Dernièrement, mon épouse a été amenée à travailler en dehors de la maison pendant cinq semaines. C’était, en fait, la première fois que la vie familiale s’organisait avec deux parents à l’extérieur. Nous avions en effet choisi de nous priver d’un salaire pour que l’un des deux reste à la maison afin de s’occuper, notamment, de l’instruction de nos enfants à domicile. Nous avons eu le projet d’une famille nombreuse qui ne favorisait pas la construction d’un parcours professionnel de tous repos. Dois-je vous préciser que nous ne sommes carriéristes ni l’un ni l’autre ?
Pendant cinq semaines, il a fallu jongler avec les défis que beaucoup de familles connaissent, accélérer le rythme des activités pour que tout rentre dans vingt-quatre heures, organiser les repas à la dernière minute, faire répéter les devoirs au retour d’une journée chargée, construire un début de conversation avec les enfants autour d’un repas tardif, etc. Nous nous sommes rendus compte rapidement que nous n’étions pas très « doués » pour cette cadence. Il manquait ce que nous avons toujours recherché dans le fonctionnement de la communauté familiale : un équilibre.
Il nous fallait une alternance salutaire entre l’activité et le repos, l’accélération et la pause, la course dans le monde et le visage de l’intime.
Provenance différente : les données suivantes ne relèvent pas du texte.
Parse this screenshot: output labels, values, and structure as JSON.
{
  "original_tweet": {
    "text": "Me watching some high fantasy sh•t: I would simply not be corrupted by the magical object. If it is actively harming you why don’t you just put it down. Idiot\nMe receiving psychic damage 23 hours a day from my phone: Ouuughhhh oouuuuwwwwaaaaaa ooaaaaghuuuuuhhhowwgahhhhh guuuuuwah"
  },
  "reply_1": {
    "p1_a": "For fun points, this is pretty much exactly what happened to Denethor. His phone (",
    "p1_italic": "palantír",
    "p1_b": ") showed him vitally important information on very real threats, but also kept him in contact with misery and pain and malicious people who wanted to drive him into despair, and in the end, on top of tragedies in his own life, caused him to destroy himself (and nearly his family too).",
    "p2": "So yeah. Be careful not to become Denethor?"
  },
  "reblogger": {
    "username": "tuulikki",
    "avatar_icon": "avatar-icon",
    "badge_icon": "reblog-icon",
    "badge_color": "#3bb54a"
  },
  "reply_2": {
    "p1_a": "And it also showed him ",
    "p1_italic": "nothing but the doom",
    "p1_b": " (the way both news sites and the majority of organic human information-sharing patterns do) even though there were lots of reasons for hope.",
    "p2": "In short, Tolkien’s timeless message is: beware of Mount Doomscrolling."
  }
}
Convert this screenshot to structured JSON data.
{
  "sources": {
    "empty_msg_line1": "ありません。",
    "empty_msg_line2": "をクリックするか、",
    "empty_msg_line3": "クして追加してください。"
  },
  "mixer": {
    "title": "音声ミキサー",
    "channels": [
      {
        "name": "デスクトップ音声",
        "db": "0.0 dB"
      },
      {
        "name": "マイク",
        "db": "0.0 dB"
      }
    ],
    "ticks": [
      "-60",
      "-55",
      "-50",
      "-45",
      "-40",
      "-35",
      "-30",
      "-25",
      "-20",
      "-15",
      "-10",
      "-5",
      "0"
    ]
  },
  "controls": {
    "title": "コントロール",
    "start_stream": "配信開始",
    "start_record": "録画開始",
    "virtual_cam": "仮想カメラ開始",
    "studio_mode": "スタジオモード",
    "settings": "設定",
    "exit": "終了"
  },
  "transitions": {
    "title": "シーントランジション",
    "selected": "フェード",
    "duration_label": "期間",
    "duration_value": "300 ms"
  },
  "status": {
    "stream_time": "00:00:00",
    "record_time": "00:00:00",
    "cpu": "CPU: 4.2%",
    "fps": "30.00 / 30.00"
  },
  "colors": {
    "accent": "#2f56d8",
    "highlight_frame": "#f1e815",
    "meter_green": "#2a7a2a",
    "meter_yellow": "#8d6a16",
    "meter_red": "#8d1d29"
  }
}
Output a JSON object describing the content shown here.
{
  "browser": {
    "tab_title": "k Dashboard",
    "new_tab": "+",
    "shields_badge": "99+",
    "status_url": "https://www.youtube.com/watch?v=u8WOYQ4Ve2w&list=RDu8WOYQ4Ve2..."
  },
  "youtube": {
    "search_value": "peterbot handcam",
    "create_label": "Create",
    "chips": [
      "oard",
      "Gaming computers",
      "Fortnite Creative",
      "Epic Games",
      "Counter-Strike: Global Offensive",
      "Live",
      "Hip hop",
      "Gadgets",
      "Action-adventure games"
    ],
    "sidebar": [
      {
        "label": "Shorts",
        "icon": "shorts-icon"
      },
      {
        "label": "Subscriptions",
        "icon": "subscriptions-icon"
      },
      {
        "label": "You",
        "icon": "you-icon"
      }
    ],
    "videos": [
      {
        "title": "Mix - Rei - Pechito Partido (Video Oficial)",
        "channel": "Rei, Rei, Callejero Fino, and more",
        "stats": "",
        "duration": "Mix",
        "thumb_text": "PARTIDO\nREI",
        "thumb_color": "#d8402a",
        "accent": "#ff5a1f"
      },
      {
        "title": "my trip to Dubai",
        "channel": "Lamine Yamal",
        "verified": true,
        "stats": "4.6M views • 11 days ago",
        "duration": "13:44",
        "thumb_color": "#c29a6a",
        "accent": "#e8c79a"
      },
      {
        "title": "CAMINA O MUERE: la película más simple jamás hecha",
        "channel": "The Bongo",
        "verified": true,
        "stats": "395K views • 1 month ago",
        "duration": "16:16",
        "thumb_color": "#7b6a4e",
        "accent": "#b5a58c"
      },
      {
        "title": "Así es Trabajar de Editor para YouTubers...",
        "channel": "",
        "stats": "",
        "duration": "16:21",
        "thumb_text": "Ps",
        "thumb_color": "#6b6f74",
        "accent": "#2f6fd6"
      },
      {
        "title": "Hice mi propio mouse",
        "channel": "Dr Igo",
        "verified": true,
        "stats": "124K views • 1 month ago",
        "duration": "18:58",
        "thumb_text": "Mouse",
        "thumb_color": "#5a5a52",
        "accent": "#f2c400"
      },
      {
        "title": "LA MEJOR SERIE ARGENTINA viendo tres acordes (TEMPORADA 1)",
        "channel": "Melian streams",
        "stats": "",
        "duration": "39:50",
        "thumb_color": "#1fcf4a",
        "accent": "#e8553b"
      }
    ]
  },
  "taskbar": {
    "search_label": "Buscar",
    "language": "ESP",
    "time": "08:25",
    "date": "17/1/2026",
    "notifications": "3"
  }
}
Tout, désormais, était centré sur l’activité qui virait rapidement à la frénésie. Il me revint alors cette phrase de l’Ecclésiaste (3, 1-11) :
Il y a un moment pour tout, et un temps pour chaque chose sous le ciel :
Un temps pour donner la vie, et un temps pour mourir ; un temps pour planter, et un temps pour arracher.
Un temps pour tuer, et un temps pour guérir ; un temps pour détruire et un temps pour construire.
Un temps pour pleurer, et un temps pour rire ; un temps pour gémir, et un temps pour danser.
Un temps pour jeter des pierres, et un temps pour les amasser ; un temps pour s’étreindre, et un temps pour s’abstenir.
Un temps pour chercher, et un temps pour perdre ; un temps pour garder, et un temps pour jeter.
Un temps pour déchirer, et un temps pour coudre ; un temps pour se taire, et un temps pour parler.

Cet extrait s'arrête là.